Lower speed limits protect public health and safety and set the stage for Neighborhood Greenways

Home » Lower speed limits protect public health and safety and set the stage for Neighborhood Greenways

Brian Fairbrother memorial ghost bike. From The Seattle Bike Blog.

Last year’s HR 1217, a state bill designed to make it easier for Washington cities to lower speed limits on non-arterial roadways, received bipartisan support in the House and passed unanimously – unanimously! – thanks to Shoreline’s Representative Cindy Ryu’s leadership. Alas, it stalled in the Senate.

This year, Rep. Ryu is again leading the charge and we are calling upon our legislators statewide to follow her lead to allow us to lower speed limits on chosen streets.

Here’s why I’ll be supporting it.

Vehicle speed is a public safety and a public health issue. Sure, we all like to get where we’re going fast. Perhaps more importantly, we all want to get where we’re going in one piece.

More than anything else, the speed of a vehicle – whether it hits a car, a pedestrian, or bicyclist – effects the outcome of a collision.

The chart below graphically shows a pedestrian’s chance of dying if hit by a motor vehicle by miles per hour. Gross, I admit. But as this graphic shows, the result will not be good – for any of us or our kids who are hit by a car going 40 miles an hour.

The just-released SDOT 2010 Traffic Report breaks out the details, but here’s a masterful summary that appeared in Crosscut, by Doug MacDonald, former secretary of transportation for Washington:

“The numbers are stark, starting with the death toll. In the three years 2008–2010, there were 62 traffic fatalities in Seattle. More than half involved pedestrians (25 deaths) and cyclists (7 deaths)… For just two years, 2009 and 2010, there were in addition serious injuries to 79 pedestrians and 32 cyclists, and hundreds of less serious injuries on top of those.”

62 traffic deaths in three years.

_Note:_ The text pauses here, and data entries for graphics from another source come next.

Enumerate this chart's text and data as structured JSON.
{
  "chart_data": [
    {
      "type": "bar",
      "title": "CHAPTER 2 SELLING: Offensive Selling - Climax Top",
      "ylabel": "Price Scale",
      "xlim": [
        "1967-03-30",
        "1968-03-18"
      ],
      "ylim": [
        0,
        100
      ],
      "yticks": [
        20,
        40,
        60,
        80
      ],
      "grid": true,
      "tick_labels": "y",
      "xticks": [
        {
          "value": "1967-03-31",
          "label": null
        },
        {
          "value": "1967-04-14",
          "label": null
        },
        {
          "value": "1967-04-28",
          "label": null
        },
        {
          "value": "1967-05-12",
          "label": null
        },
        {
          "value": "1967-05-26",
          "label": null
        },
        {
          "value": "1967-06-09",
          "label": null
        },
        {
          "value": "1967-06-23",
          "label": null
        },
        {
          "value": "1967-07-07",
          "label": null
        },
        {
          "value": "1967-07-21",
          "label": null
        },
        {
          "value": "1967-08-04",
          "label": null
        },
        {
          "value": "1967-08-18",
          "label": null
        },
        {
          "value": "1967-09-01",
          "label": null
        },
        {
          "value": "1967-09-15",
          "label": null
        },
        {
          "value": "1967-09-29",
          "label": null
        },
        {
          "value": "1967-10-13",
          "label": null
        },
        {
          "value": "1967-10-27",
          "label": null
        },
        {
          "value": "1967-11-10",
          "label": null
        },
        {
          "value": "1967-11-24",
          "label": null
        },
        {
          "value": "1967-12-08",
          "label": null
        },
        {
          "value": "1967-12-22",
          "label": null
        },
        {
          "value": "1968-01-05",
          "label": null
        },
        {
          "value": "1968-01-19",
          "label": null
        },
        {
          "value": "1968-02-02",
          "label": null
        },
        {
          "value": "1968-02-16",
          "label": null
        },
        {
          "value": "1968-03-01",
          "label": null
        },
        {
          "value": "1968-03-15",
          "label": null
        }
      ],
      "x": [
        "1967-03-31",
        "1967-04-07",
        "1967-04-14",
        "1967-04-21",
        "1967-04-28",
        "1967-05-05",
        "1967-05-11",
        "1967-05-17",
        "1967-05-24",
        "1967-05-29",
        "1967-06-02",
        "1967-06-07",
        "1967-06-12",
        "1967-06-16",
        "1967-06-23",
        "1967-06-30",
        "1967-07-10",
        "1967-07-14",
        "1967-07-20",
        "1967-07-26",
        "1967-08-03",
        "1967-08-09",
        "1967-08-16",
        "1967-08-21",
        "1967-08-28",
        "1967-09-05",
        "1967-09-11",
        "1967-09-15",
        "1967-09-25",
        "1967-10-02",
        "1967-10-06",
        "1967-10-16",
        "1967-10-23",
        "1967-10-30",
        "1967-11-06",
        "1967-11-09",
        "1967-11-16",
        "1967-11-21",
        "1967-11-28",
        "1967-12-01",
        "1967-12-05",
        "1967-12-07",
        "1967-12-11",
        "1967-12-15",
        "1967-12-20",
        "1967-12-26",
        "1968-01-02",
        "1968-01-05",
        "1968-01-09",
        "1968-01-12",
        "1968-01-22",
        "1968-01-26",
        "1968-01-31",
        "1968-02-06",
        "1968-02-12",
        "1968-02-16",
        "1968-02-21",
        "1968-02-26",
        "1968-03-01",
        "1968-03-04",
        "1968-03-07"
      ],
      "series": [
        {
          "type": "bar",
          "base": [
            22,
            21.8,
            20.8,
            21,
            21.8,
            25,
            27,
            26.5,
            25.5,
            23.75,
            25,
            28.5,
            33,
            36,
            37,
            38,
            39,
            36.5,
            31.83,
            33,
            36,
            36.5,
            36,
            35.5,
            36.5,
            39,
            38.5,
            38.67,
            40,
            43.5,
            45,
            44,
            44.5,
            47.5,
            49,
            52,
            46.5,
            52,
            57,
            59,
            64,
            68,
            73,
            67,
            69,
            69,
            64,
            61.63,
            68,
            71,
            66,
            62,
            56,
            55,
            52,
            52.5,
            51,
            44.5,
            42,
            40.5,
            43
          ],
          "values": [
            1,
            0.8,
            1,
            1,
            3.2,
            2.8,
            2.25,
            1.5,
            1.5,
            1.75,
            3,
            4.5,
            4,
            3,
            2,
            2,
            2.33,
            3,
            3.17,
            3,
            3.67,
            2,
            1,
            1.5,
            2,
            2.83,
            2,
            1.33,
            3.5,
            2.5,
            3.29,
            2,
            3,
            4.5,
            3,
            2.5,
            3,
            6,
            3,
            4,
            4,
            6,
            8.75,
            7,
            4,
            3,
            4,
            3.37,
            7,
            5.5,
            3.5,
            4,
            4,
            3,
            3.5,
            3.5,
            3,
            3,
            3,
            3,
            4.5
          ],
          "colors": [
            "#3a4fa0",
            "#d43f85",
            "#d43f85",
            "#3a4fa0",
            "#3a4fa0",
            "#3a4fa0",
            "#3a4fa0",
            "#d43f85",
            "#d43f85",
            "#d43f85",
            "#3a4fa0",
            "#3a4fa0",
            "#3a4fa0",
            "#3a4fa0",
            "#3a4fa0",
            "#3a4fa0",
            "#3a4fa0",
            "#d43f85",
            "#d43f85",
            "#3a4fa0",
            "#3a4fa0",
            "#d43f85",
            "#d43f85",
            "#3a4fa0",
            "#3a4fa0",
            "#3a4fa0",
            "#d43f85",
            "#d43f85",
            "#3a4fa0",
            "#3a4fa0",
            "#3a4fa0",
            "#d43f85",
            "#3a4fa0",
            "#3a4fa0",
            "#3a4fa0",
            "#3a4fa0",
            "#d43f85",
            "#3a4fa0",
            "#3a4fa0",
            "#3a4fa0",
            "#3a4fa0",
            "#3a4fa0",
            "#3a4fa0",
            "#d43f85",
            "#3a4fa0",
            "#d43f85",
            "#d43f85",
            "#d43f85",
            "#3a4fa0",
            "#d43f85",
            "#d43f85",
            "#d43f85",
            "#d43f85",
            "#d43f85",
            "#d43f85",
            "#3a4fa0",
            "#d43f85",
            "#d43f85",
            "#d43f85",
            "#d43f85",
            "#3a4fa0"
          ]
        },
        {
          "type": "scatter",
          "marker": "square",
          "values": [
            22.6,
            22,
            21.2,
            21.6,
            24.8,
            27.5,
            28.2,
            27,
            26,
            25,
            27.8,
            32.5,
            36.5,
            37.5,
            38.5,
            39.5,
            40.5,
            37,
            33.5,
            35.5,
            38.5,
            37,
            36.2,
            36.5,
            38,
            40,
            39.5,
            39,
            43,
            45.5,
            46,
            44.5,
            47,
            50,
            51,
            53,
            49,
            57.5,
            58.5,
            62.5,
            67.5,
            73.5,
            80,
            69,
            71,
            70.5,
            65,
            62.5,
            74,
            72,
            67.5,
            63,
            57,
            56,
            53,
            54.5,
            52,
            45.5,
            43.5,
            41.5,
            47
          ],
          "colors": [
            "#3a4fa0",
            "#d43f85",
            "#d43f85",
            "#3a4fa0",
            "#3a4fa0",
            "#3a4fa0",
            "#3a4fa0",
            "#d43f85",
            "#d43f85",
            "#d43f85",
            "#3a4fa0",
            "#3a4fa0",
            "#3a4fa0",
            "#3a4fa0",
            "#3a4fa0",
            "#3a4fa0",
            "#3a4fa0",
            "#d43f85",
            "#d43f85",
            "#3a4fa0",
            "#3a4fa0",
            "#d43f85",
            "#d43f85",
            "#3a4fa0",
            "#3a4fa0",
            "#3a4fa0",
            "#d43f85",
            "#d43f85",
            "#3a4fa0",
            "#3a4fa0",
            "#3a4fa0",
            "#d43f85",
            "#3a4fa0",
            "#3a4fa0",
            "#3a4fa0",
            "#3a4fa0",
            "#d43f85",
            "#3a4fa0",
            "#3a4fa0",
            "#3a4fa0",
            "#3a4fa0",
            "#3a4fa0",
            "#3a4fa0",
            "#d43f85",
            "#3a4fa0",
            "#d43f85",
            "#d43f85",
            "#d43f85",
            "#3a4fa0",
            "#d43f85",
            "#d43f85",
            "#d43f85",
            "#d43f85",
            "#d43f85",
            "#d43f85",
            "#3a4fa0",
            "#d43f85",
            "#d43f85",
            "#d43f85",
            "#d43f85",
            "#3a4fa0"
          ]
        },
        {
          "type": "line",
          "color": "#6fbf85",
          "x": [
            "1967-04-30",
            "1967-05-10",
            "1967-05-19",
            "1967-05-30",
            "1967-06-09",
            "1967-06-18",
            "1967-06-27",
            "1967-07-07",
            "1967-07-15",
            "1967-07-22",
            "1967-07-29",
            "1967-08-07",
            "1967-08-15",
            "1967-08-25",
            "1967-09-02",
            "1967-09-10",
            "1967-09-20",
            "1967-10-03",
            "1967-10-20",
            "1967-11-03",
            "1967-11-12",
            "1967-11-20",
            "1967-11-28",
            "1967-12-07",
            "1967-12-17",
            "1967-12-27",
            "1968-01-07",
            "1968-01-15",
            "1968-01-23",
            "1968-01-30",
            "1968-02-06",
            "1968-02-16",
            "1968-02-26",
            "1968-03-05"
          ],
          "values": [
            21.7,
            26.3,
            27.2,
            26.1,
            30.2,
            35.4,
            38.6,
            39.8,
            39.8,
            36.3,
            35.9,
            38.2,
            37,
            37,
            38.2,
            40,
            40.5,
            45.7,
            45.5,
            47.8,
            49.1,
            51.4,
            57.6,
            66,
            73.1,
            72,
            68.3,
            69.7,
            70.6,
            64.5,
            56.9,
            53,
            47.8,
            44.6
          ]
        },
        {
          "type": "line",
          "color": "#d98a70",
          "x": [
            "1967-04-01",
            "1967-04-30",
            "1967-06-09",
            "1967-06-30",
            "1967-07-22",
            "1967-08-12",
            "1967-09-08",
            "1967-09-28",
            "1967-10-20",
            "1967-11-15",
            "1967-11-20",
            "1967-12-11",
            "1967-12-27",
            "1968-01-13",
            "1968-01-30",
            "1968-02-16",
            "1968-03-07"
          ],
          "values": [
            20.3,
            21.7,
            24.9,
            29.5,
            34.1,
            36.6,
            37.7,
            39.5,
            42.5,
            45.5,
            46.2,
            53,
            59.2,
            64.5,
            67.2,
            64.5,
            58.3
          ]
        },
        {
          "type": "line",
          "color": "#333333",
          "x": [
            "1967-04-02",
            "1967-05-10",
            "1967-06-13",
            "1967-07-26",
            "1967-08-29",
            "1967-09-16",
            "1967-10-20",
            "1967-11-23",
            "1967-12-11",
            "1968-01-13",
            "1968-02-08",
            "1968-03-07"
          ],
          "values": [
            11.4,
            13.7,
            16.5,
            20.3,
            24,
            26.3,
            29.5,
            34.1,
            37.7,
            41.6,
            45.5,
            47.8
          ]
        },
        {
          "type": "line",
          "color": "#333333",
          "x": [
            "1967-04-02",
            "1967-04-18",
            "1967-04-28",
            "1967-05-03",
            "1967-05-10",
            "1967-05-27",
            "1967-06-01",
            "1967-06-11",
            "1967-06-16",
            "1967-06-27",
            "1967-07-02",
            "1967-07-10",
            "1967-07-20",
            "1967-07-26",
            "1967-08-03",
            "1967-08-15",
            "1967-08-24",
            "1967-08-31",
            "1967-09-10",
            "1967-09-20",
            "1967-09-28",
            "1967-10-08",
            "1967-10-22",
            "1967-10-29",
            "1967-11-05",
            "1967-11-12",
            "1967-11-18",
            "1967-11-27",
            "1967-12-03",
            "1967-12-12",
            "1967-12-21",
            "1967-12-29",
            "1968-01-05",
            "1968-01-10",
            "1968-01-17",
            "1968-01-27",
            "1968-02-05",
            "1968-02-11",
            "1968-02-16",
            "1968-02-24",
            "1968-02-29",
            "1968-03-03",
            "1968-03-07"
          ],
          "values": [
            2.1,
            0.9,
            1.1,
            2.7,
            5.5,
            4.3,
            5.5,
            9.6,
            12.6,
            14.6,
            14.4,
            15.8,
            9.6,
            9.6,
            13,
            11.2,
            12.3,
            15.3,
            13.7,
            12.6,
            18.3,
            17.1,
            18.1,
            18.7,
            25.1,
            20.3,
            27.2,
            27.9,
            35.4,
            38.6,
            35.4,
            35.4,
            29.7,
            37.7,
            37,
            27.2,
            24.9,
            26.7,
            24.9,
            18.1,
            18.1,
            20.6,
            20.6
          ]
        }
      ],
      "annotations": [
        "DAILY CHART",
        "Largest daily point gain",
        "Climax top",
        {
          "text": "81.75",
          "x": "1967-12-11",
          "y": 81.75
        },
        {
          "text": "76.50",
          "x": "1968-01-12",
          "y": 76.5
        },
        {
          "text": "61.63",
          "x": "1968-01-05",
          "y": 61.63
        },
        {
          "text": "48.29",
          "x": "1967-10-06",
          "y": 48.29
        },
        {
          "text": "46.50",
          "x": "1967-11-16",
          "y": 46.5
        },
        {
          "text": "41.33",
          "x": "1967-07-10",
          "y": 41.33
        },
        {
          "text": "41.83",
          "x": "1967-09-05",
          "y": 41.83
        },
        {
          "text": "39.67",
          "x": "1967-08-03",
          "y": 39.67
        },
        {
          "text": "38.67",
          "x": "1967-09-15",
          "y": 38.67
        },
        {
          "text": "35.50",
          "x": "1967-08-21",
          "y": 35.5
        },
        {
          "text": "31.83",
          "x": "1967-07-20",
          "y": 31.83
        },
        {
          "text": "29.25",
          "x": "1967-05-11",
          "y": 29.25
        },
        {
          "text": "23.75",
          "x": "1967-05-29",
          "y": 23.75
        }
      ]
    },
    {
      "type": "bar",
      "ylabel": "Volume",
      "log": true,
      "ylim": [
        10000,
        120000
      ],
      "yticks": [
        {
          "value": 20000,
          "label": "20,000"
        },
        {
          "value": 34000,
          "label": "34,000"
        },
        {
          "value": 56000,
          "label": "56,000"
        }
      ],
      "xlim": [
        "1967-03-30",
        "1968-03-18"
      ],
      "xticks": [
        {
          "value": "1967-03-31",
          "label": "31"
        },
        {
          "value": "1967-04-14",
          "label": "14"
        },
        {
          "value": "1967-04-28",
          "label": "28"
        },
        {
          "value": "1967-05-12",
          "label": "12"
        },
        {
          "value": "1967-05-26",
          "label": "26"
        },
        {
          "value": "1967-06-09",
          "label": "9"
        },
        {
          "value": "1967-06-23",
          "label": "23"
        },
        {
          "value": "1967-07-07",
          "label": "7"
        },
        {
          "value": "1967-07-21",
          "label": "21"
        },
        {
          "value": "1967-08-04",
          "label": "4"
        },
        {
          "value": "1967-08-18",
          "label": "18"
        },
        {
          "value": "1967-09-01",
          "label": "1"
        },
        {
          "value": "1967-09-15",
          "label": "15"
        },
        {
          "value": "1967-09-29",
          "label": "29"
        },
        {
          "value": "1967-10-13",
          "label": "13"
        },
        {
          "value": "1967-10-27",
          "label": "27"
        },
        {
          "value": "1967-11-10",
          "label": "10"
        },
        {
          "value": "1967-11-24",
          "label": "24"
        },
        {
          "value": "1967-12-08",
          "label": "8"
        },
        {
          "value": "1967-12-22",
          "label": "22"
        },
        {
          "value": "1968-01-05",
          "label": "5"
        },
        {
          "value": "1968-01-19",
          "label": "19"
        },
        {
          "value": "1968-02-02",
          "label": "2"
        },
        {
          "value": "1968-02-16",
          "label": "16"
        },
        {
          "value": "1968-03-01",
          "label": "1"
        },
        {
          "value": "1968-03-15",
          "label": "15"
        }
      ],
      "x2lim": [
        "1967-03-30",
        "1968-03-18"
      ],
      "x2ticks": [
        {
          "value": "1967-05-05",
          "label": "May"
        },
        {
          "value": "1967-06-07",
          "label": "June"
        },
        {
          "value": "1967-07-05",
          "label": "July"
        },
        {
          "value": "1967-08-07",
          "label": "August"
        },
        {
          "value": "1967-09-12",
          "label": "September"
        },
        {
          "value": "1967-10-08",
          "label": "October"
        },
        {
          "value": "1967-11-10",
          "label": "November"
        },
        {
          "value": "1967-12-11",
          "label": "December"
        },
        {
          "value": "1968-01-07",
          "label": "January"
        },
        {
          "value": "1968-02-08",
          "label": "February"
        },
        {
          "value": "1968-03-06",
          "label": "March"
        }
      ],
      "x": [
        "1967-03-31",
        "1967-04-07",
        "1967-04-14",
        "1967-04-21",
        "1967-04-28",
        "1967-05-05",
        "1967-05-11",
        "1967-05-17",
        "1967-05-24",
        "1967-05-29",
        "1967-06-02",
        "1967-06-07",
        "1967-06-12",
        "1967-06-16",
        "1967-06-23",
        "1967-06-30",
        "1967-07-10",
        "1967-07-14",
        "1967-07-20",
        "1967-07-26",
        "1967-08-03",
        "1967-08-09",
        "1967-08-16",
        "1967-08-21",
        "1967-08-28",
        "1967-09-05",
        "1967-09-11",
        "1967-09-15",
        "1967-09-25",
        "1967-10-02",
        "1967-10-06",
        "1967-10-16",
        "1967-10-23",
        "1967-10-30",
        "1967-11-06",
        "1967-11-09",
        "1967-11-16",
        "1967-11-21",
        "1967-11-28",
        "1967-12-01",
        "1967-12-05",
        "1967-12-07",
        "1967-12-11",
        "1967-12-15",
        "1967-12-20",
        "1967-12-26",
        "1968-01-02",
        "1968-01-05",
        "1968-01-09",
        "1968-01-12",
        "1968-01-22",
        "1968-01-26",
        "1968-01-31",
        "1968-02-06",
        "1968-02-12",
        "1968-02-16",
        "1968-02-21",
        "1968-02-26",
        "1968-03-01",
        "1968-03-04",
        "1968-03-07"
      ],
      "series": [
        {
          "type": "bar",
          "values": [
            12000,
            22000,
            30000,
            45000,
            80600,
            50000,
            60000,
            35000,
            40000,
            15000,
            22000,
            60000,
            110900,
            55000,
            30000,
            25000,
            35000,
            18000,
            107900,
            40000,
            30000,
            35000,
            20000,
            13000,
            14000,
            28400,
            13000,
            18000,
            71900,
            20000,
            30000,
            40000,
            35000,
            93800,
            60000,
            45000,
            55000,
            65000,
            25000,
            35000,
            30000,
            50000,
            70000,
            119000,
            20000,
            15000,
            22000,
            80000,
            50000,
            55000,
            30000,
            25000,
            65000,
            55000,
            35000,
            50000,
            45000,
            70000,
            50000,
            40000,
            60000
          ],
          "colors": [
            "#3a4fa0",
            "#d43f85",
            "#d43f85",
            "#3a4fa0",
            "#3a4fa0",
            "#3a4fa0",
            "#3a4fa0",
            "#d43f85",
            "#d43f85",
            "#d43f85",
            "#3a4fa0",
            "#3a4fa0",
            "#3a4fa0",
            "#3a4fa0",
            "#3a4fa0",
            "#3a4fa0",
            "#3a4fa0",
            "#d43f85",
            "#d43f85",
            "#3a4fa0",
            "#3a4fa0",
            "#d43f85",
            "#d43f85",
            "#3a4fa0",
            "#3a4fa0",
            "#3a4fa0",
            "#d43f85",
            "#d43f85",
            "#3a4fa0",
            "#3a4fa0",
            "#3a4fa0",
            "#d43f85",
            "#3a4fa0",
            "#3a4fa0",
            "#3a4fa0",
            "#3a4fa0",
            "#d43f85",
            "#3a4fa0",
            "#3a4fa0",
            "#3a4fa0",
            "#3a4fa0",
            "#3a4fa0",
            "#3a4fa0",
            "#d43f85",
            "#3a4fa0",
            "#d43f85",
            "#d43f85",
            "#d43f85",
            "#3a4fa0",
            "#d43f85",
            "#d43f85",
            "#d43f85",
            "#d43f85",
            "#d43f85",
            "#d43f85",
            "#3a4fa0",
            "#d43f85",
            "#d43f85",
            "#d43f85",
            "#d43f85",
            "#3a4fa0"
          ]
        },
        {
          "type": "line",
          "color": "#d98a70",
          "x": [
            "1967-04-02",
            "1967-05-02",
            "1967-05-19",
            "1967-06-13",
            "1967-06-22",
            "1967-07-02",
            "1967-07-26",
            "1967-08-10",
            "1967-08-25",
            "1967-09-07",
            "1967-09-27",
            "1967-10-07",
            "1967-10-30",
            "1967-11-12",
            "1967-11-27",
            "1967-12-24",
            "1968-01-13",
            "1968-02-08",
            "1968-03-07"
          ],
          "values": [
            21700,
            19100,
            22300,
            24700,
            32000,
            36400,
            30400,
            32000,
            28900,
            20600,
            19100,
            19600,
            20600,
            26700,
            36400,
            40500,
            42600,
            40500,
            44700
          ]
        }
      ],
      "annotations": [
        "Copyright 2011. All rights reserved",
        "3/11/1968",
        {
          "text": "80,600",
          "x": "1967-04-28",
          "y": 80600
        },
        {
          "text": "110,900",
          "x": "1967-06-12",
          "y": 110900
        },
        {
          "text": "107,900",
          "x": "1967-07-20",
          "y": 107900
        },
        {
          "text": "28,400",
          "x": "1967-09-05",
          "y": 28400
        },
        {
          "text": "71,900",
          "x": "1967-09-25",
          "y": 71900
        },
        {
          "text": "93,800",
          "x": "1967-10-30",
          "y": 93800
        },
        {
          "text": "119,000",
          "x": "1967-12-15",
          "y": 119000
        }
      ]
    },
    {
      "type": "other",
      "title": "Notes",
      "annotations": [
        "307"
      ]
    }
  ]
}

All are tragic, and all are avoidable. As our public health leaders have stated, “Crashes happen for a reason. They are not accidents.”

 This past year has been another tough one for traffic fatalities. The deaths of Seattle cyclists Mike Wang, Brian Fairbrother and Robert Townsend focused attention on the safety on our streets – and vocal, widespread public concern was the impetus behind the Road Safety Summit that kicked off on Monday at City Hall.

Many Councilmembers joined the Mayor and Dr. David Fleming, Seattle and King County’s Director of Public Health, and an energetic roomful of citizens Monday night. We represent walkers, bicyclists, freight interests, and drivers (including a representative from AAA) who gathered to make specific recommendations about what we can do to improve conditions on our city roadways. You can join as well.  

Lowering our speed limits on our non-arterial streets , as promoted by Rep. Ryu, is one easy, inexpensive act we can take to improve safety for all of us. Slowing cars down a bit increases our chances of getting where we’re going, and it certainly makes our neighborhoods calmer, nicer places to live.

I’ve written extensively in this space on Neighborhood Greenways in the past, but the point I want to make here is that in every community I visit, people talk to me about how valuable it is to slow down cars passing through their neighborhoods.

They want to protect the residential character of their neighborhoods by making non-arterial, residential roads calmer and quieter, and make sure every one of us whether we’re seniors, juniors, joggers, or kids on bikes can safely make it across that street.

Current law requires cities in our state to undertake expensive and time-consuming speed and engineering studies before we can reduce our speed limits. HR 1217 will let us, like cities in Oregon, Idaho, and British Columbia, proceed with common-sense speed limits, help us get our Neighborhood Greenways in place, and make our residential roads calmer and quieter.

Supporting our state legislature’s efforts to allow cities to lower our speed limits on non-arterial roadways is something we can do to promote our safety and public health – and it’s a low-cost way to take action that works.